I dreamed about college since I can remember, but attempts made fell short and circumstances got in the way. I graduated early from high school the year my parents divorced and neither could help me apply. Accepted to UCLA when my daughter was four, I couldn’t agree to the sacrifices moving to Westwood would mean for her. Twelve years later I was delighted to attend Long Beach State where I kicked ass in its demanding theater program that kept me on campus from nine o’clock in the morning until after the final curtain fell on most nights. At the end of the semester and with a need to care for my kids I reluctantly returned to work.

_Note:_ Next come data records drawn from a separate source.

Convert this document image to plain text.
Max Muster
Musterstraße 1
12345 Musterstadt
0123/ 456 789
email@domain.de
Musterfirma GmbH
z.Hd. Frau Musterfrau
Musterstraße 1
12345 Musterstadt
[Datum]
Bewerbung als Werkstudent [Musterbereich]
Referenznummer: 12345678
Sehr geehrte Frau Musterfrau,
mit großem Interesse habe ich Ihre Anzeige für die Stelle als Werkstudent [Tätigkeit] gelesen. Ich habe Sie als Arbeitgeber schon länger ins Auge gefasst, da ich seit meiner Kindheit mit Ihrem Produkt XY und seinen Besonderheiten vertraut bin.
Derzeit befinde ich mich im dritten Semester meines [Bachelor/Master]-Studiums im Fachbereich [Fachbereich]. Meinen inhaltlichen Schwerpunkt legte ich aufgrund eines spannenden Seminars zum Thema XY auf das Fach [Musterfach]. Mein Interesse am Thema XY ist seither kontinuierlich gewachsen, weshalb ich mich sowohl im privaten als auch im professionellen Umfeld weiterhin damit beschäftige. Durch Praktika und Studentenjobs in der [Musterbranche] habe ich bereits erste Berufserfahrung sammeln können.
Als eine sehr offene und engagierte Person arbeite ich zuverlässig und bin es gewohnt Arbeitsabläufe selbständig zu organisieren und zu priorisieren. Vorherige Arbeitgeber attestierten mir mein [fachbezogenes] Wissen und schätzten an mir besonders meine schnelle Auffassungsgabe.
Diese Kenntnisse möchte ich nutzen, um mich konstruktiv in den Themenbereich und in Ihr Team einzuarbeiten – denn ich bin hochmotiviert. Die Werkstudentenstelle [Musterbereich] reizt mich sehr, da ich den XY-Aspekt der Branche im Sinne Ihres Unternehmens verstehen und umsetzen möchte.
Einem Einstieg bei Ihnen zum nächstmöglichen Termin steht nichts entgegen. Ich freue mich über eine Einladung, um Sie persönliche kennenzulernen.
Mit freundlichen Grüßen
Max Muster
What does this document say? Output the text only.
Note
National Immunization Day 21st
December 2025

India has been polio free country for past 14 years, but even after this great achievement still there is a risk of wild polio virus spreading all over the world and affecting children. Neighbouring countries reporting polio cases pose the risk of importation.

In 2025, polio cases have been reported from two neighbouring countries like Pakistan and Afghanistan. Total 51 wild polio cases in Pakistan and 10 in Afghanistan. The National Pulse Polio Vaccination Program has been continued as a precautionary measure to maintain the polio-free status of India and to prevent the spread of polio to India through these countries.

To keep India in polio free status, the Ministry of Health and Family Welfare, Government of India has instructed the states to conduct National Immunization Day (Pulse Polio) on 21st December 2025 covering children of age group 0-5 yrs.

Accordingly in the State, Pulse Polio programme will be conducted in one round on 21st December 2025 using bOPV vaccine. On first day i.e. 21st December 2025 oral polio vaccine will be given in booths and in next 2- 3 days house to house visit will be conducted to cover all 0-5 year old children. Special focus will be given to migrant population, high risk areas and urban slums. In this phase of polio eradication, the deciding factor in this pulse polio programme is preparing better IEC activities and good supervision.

Improv: How do you get out of a rut?
In a dialogic response to the statement that one’s heart is filled with pain and suffering, the poet Rumi writes, Stay with it. The wound is where the Light enters you. My wound was this deep, unfulfilled desire that no amount of busyness, meditation, or yoga could heal. It stayed with me, scrambling up with my unworthiness and insufficiency, ensuring I would work a series of good jobs I am grateful for that brought no professional satisfaction, surfacing from time to time to remind me I didn’t know why I felt bad about it, and guaranteeing my inability to heal it would be a personal failure.
Earlier this year my daughter graduated with a master’s degree and my wound split wide open. I found it hard to breathe. Friends didn’t understand my suffering and I couldn’t explain it. The list of reasons to let it go was long, but that didn’t change how I felt. Tortured and exhausted, asking for help and willing to do anything, I was guided to apply to a small liberal arts college near my home. At once terrified I would certainly endure another failure, and unable to remain wounded any longer, I hoped my action would end this one way or another.
On an early June evening, surrounded by cakes at a dessert auction I coordinated, drunk on the smell of sugar, I received the email. The college’s letter said they were impressed by my commitment to my family and my community, stated I was precisely the person they were looking for, and offered me a near-full ride scholarship to complete my degree. I came full stop.
Some wounds are a paradox. They don’t go away because they’re not supposed to. Light illuminates one’s suffering while simultaneously spotlighting the path to healing. Improv can help. Stay with it– collaborate with it. Say, Yes! And . . .. Don’t ever give up.